Il M5S ha fatto inserire nell’ultima versione della legge di bilancio la norma che ‘sforbicia’ i vitalizi anche agli eletti nelle Regioni. In particolare, la norma in questione prevede una riduzione dell’ 80% dei trasferimenti per quelle Regioni che non tagliano i vitalizi di governatori e consiglieri regionali, “senza ovviamente toccare -assicurano fonti di governo 5 Stelle- la sanità, i disabili, la scuola e altri servizi essenziali”.

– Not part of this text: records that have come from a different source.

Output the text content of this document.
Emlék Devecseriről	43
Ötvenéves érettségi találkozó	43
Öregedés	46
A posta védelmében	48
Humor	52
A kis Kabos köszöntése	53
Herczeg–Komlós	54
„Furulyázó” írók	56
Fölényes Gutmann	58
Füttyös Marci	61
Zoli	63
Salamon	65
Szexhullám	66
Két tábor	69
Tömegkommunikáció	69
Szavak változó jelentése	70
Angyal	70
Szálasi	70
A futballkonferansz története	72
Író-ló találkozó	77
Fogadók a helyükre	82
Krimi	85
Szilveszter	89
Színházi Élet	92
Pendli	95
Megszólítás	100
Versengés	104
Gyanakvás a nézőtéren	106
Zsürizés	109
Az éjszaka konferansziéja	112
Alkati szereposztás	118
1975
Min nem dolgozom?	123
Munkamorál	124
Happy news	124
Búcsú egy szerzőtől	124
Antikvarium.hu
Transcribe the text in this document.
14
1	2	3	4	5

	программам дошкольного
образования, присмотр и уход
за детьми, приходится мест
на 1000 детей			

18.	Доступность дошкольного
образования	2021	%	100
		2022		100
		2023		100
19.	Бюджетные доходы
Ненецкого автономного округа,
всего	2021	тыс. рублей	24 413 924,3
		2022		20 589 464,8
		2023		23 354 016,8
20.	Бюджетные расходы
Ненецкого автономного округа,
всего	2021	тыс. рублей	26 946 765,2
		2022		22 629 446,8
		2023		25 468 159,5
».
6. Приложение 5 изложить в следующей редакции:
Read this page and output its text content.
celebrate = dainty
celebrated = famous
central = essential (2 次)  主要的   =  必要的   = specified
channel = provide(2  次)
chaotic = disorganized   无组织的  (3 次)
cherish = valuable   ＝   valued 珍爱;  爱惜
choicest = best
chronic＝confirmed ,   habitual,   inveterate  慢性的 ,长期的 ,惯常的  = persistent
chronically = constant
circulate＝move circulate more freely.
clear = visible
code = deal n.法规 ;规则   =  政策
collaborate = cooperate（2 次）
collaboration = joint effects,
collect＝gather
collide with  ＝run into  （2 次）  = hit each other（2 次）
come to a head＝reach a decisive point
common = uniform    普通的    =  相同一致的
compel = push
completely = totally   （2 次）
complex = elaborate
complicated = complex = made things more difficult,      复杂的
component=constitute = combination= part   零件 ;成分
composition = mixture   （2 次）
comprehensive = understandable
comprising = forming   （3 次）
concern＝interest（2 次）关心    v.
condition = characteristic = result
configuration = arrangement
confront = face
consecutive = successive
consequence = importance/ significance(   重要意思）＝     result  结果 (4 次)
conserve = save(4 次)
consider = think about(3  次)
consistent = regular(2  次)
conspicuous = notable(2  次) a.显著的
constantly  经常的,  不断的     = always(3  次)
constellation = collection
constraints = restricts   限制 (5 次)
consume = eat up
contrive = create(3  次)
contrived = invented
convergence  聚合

“Riduzione dei costi della politica nelle Regioni a statuto speciale, ordinario e nelle province autonome”. Questo il titolo dell’articolo 76 inserito dalla maggioranza M5S-Lega nell’ultima versione della legge di bilancio, aggiornata al 30 ottobre. Testualmente l’articolo 76, comma 1, prevede che “ai fini del coordinamento della finanza pubblica e per il contenimento della spesa pubblica, a decorrere dall’anno 2019, una quota pari all’80 per cento dei trasferimenti erariali a favore delle regioni e province autonome, diversi da quelli destinati al finanziamento del Servizio sanitario nazionale, delle politiche sociali e per le non autosufficienze e del trasporto pubblico locale” è erogata a condizione che “le regioni a statuto speciale, ordinario e le province autonome” entro “quattro mesi dalla data di entrata in vigore della presente legge, ovvero sei mesi qualora occorra procedere a modifiche statutarie, provvedano a rideterminare, ai sensi del comma 2, la disciplina dei trattamenti previdenziali e dei vitalizi già in essere in favore di coloro che abbiano ricoperto la carica di presidente della regione, di consigliere regionale o di assessore regionale”.